Claire-Louise Bennet PONDIt’s rare to discover a truly original book but Pond is just that. A series of short ‘stories’, sometimes no more than a few paragraphs, this highly eccentric and experimental work revolves around an unnamed woman whose rural isolation is the occasion of her meandering meditations upon everything from bananas, control knobs, a conglomeration of stones in a wall and modern dating etiquette.

Bennett withholds the conventions of fiction (namely plot and characterization) to the point of infuriating some readers I would imagine, though perhaps this is her intention. One ‘chapter’, for instance, consists solely of this ditty which is just two very short paragraphs:

‘Oh, Tomato Puree! When at last you occur to me it is as something profuse, fresh, erupting…

Oh Tomato Puree – let me lay you out and pummel those rigid furrows and creases!…’

It continues in a similar fashion.

While such strangeness can weary at times (when the reader is enmeshed in some particularly diaphanous, trance-like passage, for instance), the effort on the reader’s part to forge some sort of meaning is worth it. Bennett refuses to let anything figure – to let anything stand for pretty much anything at all; metaphor, we sense, is anathema to her; but there is a reason for this. In a brilliant passage that implicitly comments upon her own artistry and is simultaneously a cameo manifesto for the entire novel, she writes of her self/protagonist:

‘…she went off to place a cautionary notice next to the pond – which, by the way, has absolutely no depth whatsoever. If it were left up to me I wouldn’t put a sign next to a pond saying pond, either I’d write something else, such as Pig Swill, or I wouldn’t bother at all….’
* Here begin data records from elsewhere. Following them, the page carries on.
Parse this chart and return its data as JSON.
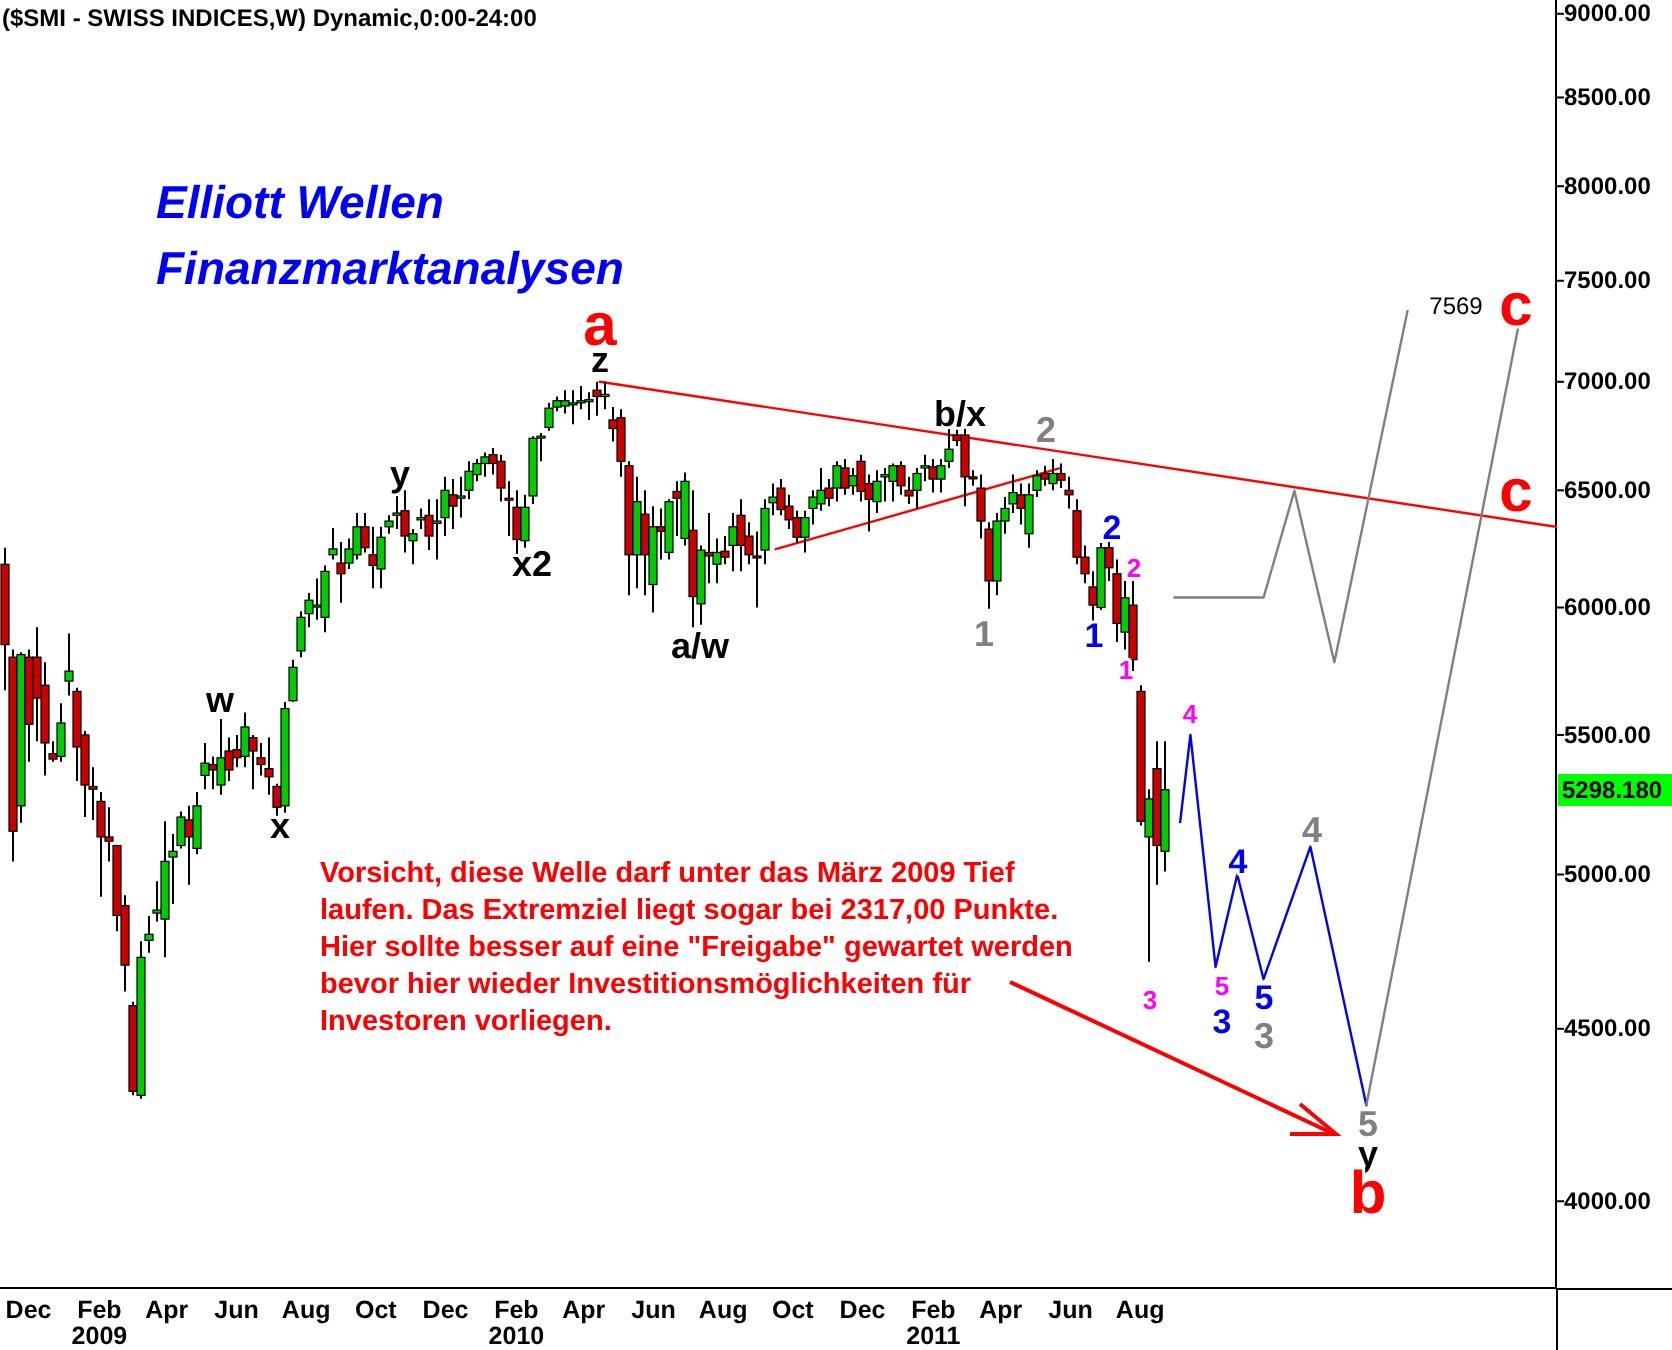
{
  "chart_data": {
    "type": "candlestick",
    "title": "($SMI - SWISS INDICES,W) Dynamic,0:00-24:00",
    "subtitle": "Elliott Wellen\nFinanzmarktanalysen",
    "log": true,
    "xlim": [
      "2008-11-06",
      "2012-07-30"
    ],
    "xticks": [
      {
        "value": "2008-12-01",
        "label": "Dec"
      },
      {
        "value": "2009-02-01",
        "label": "Feb\n2009"
      },
      {
        "value": "2009-04-01",
        "label": "Apr"
      },
      {
        "value": "2009-06-01",
        "label": "Jun"
      },
      {
        "value": "2009-08-01",
        "label": "Aug"
      },
      {
        "value": "2009-10-01",
        "label": "Oct"
      },
      {
        "value": "2009-12-01",
        "label": "Dec"
      },
      {
        "value": "2010-02-01",
        "label": "Feb\n2010"
      },
      {
        "value": "2010-04-01",
        "label": "Apr"
      },
      {
        "value": "2010-06-01",
        "label": "Jun"
      },
      {
        "value": "2010-08-01",
        "label": "Aug"
      },
      {
        "value": "2010-10-01",
        "label": "Oct"
      },
      {
        "value": "2010-12-01",
        "label": "Dec"
      },
      {
        "value": "2011-02-01",
        "label": "Feb\n2011"
      },
      {
        "value": "2011-04-01",
        "label": "Apr"
      },
      {
        "value": "2011-06-01",
        "label": "Jun"
      },
      {
        "value": "2011-08-01",
        "label": "Aug"
      }
    ],
    "ylim": [
      3770,
      9085
    ],
    "yticks": [
      {
        "value": 4000,
        "label": "4000.00"
      },
      {
        "value": 4500,
        "label": "4500.00"
      },
      {
        "value": 5000,
        "label": "5000.00"
      },
      {
        "value": 5500,
        "label": "5500.00"
      },
      {
        "value": 6000,
        "label": "6000.00"
      },
      {
        "value": 6500,
        "label": "6500.00"
      },
      {
        "value": 7000,
        "label": "7000.00"
      },
      {
        "value": 7500,
        "label": "7500.00"
      },
      {
        "value": 8000,
        "label": "8000.00"
      },
      {
        "value": 8500,
        "label": "8500.00"
      },
      {
        "value": 9000,
        "label": "9000.00"
      }
    ],
    "x": [
      "2008-11-10",
      "2008-11-17",
      "2008-11-24",
      "2008-12-01",
      "2008-12-08",
      "2008-12-15",
      "2008-12-22",
      "2008-12-29",
      "2009-01-05",
      "2009-01-12",
      "2009-01-19",
      "2009-01-26",
      "2009-02-02",
      "2009-02-09",
      "2009-02-16",
      "2009-02-23",
      "2009-03-02",
      "2009-03-09",
      "2009-03-16",
      "2009-03-23",
      "2009-03-30",
      "2009-04-06",
      "2009-04-13",
      "2009-04-20",
      "2009-04-27",
      "2009-05-04",
      "2009-05-11",
      "2009-05-18",
      "2009-05-25",
      "2009-06-01",
      "2009-06-08",
      "2009-06-15",
      "2009-06-22",
      "2009-06-29",
      "2009-07-06",
      "2009-07-13",
      "2009-07-20",
      "2009-07-27",
      "2009-08-03",
      "2009-08-10",
      "2009-08-17",
      "2009-08-24",
      "2009-08-31",
      "2009-09-07",
      "2009-09-14",
      "2009-09-21",
      "2009-09-28",
      "2009-10-05",
      "2009-10-12",
      "2009-10-19",
      "2009-10-26",
      "2009-11-02",
      "2009-11-09",
      "2009-11-16",
      "2009-11-23",
      "2009-11-30",
      "2009-12-07",
      "2009-12-14",
      "2009-12-21",
      "2009-12-28",
      "2010-01-04",
      "2010-01-11",
      "2010-01-18",
      "2010-01-25",
      "2010-02-01",
      "2010-02-08",
      "2010-02-15",
      "2010-02-22",
      "2010-03-01",
      "2010-03-08",
      "2010-03-15",
      "2010-03-22",
      "2010-03-29",
      "2010-04-05",
      "2010-04-12",
      "2010-04-19",
      "2010-04-26",
      "2010-05-03",
      "2010-05-10",
      "2010-05-17",
      "2010-05-24",
      "2010-05-31",
      "2010-06-07",
      "2010-06-14",
      "2010-06-21",
      "2010-06-28",
      "2010-07-05",
      "2010-07-12",
      "2010-07-19",
      "2010-07-26",
      "2010-08-02",
      "2010-08-09",
      "2010-08-16",
      "2010-08-23",
      "2010-08-30",
      "2010-09-06",
      "2010-09-13",
      "2010-09-20",
      "2010-09-27",
      "2010-10-04",
      "2010-10-11",
      "2010-10-18",
      "2010-10-25",
      "2010-11-01",
      "2010-11-08",
      "2010-11-15",
      "2010-11-22",
      "2010-11-29",
      "2010-12-06",
      "2010-12-13",
      "2010-12-20",
      "2010-12-27",
      "2011-01-03",
      "2011-01-10",
      "2011-01-17",
      "2011-01-24",
      "2011-01-31",
      "2011-02-07",
      "2011-02-14",
      "2011-02-21",
      "2011-02-28",
      "2011-03-07",
      "2011-03-14",
      "2011-03-21",
      "2011-03-28",
      "2011-04-04",
      "2011-04-11",
      "2011-04-18",
      "2011-04-25",
      "2011-05-02",
      "2011-05-09",
      "2011-05-16",
      "2011-05-23",
      "2011-05-30",
      "2011-06-06",
      "2011-06-13",
      "2011-06-20",
      "2011-06-27",
      "2011-07-04",
      "2011-07-11",
      "2011-07-18",
      "2011-07-25",
      "2011-08-01",
      "2011-08-08",
      "2011-08-15",
      "2011-08-22"
    ],
    "ohlc": [
      [
        6180,
        6250,
        5670,
        5850
      ],
      [
        5800,
        5830,
        5045,
        5150
      ],
      [
        5240,
        5820,
        5180,
        5810
      ],
      [
        5800,
        5830,
        5400,
        5540
      ],
      [
        5800,
        5920,
        5476,
        5640
      ],
      [
        5690,
        5780,
        5350,
        5470
      ],
      [
        5430,
        5476,
        5400,
        5410
      ],
      [
        5420,
        5620,
        5400,
        5545
      ],
      [
        5706,
        5895,
        5650,
        5745
      ],
      [
        5666,
        5680,
        5330,
        5455
      ],
      [
        5500,
        5515,
        5200,
        5315
      ],
      [
        5310,
        5380,
        5190,
        5300
      ],
      [
        5256,
        5290,
        4925,
        5130
      ],
      [
        5130,
        5235,
        5045,
        5115
      ],
      [
        5100,
        5100,
        4810,
        4862
      ],
      [
        4895,
        4930,
        4616,
        4700
      ],
      [
        4572,
        4584,
        4300,
        4312
      ],
      [
        4300,
        4777,
        4290,
        4725
      ],
      [
        4780,
        4860,
        4740,
        4800
      ],
      [
        4870,
        4977,
        4842,
        4880
      ],
      [
        4850,
        5185,
        4725,
        5045
      ],
      [
        5060,
        5140,
        4900,
        5080
      ],
      [
        5100,
        5220,
        5090,
        5200
      ],
      [
        5190,
        5240,
        4965,
        5130
      ],
      [
        5090,
        5290,
        5070,
        5240
      ],
      [
        5350,
        5470,
        5300,
        5395
      ],
      [
        5390,
        5420,
        5300,
        5370
      ],
      [
        5315,
        5560,
        5280,
        5415
      ],
      [
        5440,
        5490,
        5330,
        5370
      ],
      [
        5445,
        5500,
        5380,
        5415
      ],
      [
        5420,
        5585,
        5380,
        5530
      ],
      [
        5490,
        5500,
        5300,
        5440
      ],
      [
        5415,
        5470,
        5350,
        5390
      ],
      [
        5375,
        5490,
        5280,
        5345
      ],
      [
        5310,
        5320,
        5205,
        5235
      ],
      [
        5240,
        5625,
        5215,
        5600
      ],
      [
        5630,
        5790,
        5625,
        5760
      ],
      [
        5825,
        5985,
        5800,
        5960
      ],
      [
        5975,
        6060,
        5920,
        6030
      ],
      [
        6005,
        6120,
        5950,
        6010
      ],
      [
        5960,
        6175,
        5900,
        6150
      ],
      [
        6220,
        6335,
        6200,
        6245
      ],
      [
        6185,
        6275,
        6020,
        6140
      ],
      [
        6185,
        6290,
        6160,
        6245
      ],
      [
        6220,
        6400,
        6200,
        6340
      ],
      [
        6340,
        6400,
        6230,
        6250
      ],
      [
        6220,
        6340,
        6080,
        6175
      ],
      [
        6160,
        6340,
        6080,
        6295
      ],
      [
        6340,
        6390,
        6310,
        6365
      ],
      [
        6390,
        6530,
        6330,
        6400
      ],
      [
        6410,
        6500,
        6230,
        6300
      ],
      [
        6280,
        6330,
        6180,
        6310
      ],
      [
        6370,
        6420,
        6330,
        6380
      ],
      [
        6390,
        6460,
        6240,
        6300
      ],
      [
        6355,
        6460,
        6200,
        6365
      ],
      [
        6380,
        6560,
        6300,
        6500
      ],
      [
        6480,
        6550,
        6330,
        6430
      ],
      [
        6465,
        6560,
        6380,
        6475
      ],
      [
        6500,
        6630,
        6460,
        6585
      ],
      [
        6570,
        6640,
        6540,
        6620
      ],
      [
        6620,
        6670,
        6560,
        6650
      ],
      [
        6660,
        6690,
        6570,
        6620
      ],
      [
        6630,
        6660,
        6450,
        6510
      ],
      [
        6465,
        6540,
        6300,
        6460
      ],
      [
        6425,
        6500,
        6220,
        6285
      ],
      [
        6280,
        6480,
        6250,
        6425
      ],
      [
        6475,
        6745,
        6440,
        6735
      ],
      [
        6740,
        6760,
        6630,
        6745
      ],
      [
        6785,
        6900,
        6770,
        6875
      ],
      [
        6880,
        6930,
        6860,
        6910
      ],
      [
        6885,
        6960,
        6850,
        6910
      ],
      [
        6895,
        6960,
        6800,
        6900
      ],
      [
        6900,
        6980,
        6870,
        6910
      ],
      [
        6910,
        6950,
        6820,
        6915
      ],
      [
        6960,
        7000,
        6840,
        6930
      ],
      [
        6930,
        7000,
        6870,
        6940
      ],
      [
        6820,
        6880,
        6720,
        6780
      ],
      [
        6830,
        6870,
        6560,
        6630
      ],
      [
        6610,
        6630,
        6050,
        6220
      ],
      [
        6220,
        6560,
        6080,
        6450
      ],
      [
        6395,
        6500,
        6050,
        6220
      ],
      [
        6095,
        6430,
        5980,
        6340
      ],
      [
        6340,
        6420,
        6200,
        6320
      ],
      [
        6230,
        6460,
        6200,
        6450
      ],
      [
        6495,
        6540,
        6300,
        6465
      ],
      [
        6290,
        6580,
        6260,
        6540
      ],
      [
        6325,
        6500,
        5920,
        6045
      ],
      [
        6015,
        6260,
        5930,
        6240
      ],
      [
        6230,
        6400,
        6100,
        6215
      ],
      [
        6180,
        6290,
        6100,
        6230
      ],
      [
        6235,
        6300,
        6180,
        6210
      ],
      [
        6260,
        6400,
        6150,
        6340
      ],
      [
        6390,
        6460,
        6150,
        6260
      ],
      [
        6300,
        6360,
        6180,
        6220
      ],
      [
        6215,
        6320,
        6000,
        6210
      ],
      [
        6240,
        6460,
        6180,
        6420
      ],
      [
        6445,
        6530,
        6390,
        6470
      ],
      [
        6510,
        6550,
        6390,
        6415
      ],
      [
        6430,
        6480,
        6330,
        6370
      ],
      [
        6380,
        6410,
        6270,
        6295
      ],
      [
        6295,
        6410,
        6230,
        6380
      ],
      [
        6420,
        6500,
        6350,
        6470
      ],
      [
        6440,
        6600,
        6410,
        6500
      ],
      [
        6510,
        6550,
        6430,
        6465
      ],
      [
        6510,
        6630,
        6450,
        6610
      ],
      [
        6600,
        6640,
        6480,
        6510
      ],
      [
        6520,
        6600,
        6480,
        6565
      ],
      [
        6630,
        6660,
        6450,
        6495
      ],
      [
        6530,
        6570,
        6320,
        6460
      ],
      [
        6450,
        6590,
        6400,
        6540
      ],
      [
        6560,
        6600,
        6450,
        6570
      ],
      [
        6540,
        6620,
        6450,
        6610
      ],
      [
        6610,
        6630,
        6480,
        6520
      ],
      [
        6500,
        6560,
        6440,
        6475
      ],
      [
        6500,
        6600,
        6420,
        6575
      ],
      [
        6600,
        6660,
        6540,
        6610
      ],
      [
        6605,
        6640,
        6490,
        6550
      ],
      [
        6550,
        6640,
        6490,
        6610
      ],
      [
        6630,
        6790,
        6600,
        6685
      ],
      [
        6750,
        6790,
        6700,
        6725
      ],
      [
        6750,
        6780,
        6430,
        6560
      ],
      [
        6560,
        6590,
        6520,
        6555
      ],
      [
        6510,
        6570,
        6290,
        6365
      ],
      [
        6330,
        6360,
        5995,
        6110
      ],
      [
        6110,
        6400,
        6050,
        6365
      ],
      [
        6365,
        6470,
        6310,
        6420
      ],
      [
        6440,
        6570,
        6400,
        6490
      ],
      [
        6480,
        6530,
        6350,
        6420
      ],
      [
        6310,
        6530,
        6250,
        6480
      ],
      [
        6500,
        6590,
        6470,
        6565
      ],
      [
        6575,
        6610,
        6520,
        6550
      ],
      [
        6530,
        6640,
        6500,
        6575
      ],
      [
        6575,
        6620,
        6510,
        6545
      ],
      [
        6500,
        6560,
        6420,
        6480
      ],
      [
        6410,
        6460,
        6180,
        6210
      ],
      [
        6210,
        6260,
        6100,
        6140
      ],
      [
        6085,
        6150,
        5945,
        6010
      ],
      [
        6000,
        6270,
        5990,
        6250
      ],
      [
        6250,
        6280,
        6110,
        6165
      ],
      [
        6140,
        6200,
        5860,
        5935
      ],
      [
        5900,
        6110,
        5830,
        6040
      ],
      [
        6010,
        6110,
        5745,
        5790
      ],
      [
        5666,
        5690,
        5170,
        5185
      ],
      [
        5130,
        5300,
        4711,
        5265
      ],
      [
        5375,
        5476,
        4965,
        5100
      ],
      [
        5080,
        5476,
        5010,
        5298.18
      ]
    ],
    "series": [
      {
        "type": "line",
        "color": "#ff0000",
        "x": [
          "2010-04-15",
          "2012-07-30"
        ],
        "values": [
          7000,
          6340
        ]
      },
      {
        "type": "line",
        "color": "#ff0000",
        "x": [
          "2010-09-16",
          "2011-05-22"
        ],
        "values": [
          6244,
          6598
        ]
      },
      {
        "type": "line",
        "color": "#0000ff",
        "x": [
          "2011-09-05",
          "2011-09-14",
          "2011-10-06",
          "2011-10-25",
          "2011-11-17",
          "2011-12-28",
          "2012-02-15"
        ],
        "values": [
          5182,
          5500,
          4694,
          5000,
          4655,
          5096,
          4271
        ]
      },
      {
        "type": "line",
        "color": "#808080",
        "x": [
          "2012-02-15",
          "2012-06-27"
        ],
        "values": [
          4271,
          7268
        ]
      },
      {
        "type": "line",
        "color": "#808080",
        "x": [
          "2011-08-31",
          "2011-11-17",
          "2011-12-14",
          "2012-01-18",
          "2012-03-22"
        ],
        "values": [
          6041,
          6041,
          6498,
          5780,
          7347
        ]
      }
    ],
    "annotations": [
      "Vorsicht, diese Welle darf unter das März 2009 Tief\nlaufen. Das Extremziel liegt sogar bei 2317,00 Punkte.\nHier sollte besser auf eine \"Freigabe\" gewartet werden\nbevor hier wieder Investitionsmöglichkeiten für\nInvestoren vorliegen.",
      "a",
      "z",
      "y",
      "x2",
      "w",
      "x",
      "a/w",
      "b/x",
      "2",
      "1",
      "1",
      "2",
      "2",
      "1",
      "3",
      "4",
      "5",
      "3",
      "4",
      "5",
      "3",
      "4",
      "5",
      "y",
      "b",
      "c",
      "c",
      "7569",
      "5298.180"
    ]
  }
}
She goes on to state that she knows the sign is to prevent children coming upon the water too quickly but says she herself, if ‘brought to a purportedly magical place one afternoon…only to discover the word pond scrawled on a poxy piece of damp plywood right there beside it…[would] be hopping.’

At the end of this chapter she removes the sign altogether, her reasoning being, as mystics and philosophers have pointed out before her (and there is definitely something of the mystic about Bennett’s protagonist), that words erect an artificial interface between us and the world, preventing us ‘moving about in deep and direct accordance with things.’ And it is true, as you read Pond, you feel all the strangeness of a heightened reality, much more a decipherer than simply a reader, as you do with most books. Despite the impression that Bennett’s writing is steeped in philosophers – Nietzsche, Heidegger, Gaston Bachelard and Derrida among them – there is such lightness, such whimsy, that reading Pond is not like reading a philosophical work at all, however resonant it may feel; for ironically, despite Bennett’s protestations to the contrary, her implicit suggestion that there is no ‘depth’ to her work only serves to make it all the more esoteric and enigmatic.

The experiments of post-modernism have left little room for literature to move forwards, but Bennett, in subtle yet inimitable fashion, has been able to suggest how it might. Pond is sign-posted. There are no poxy pieces of plywood, just plenty of magic.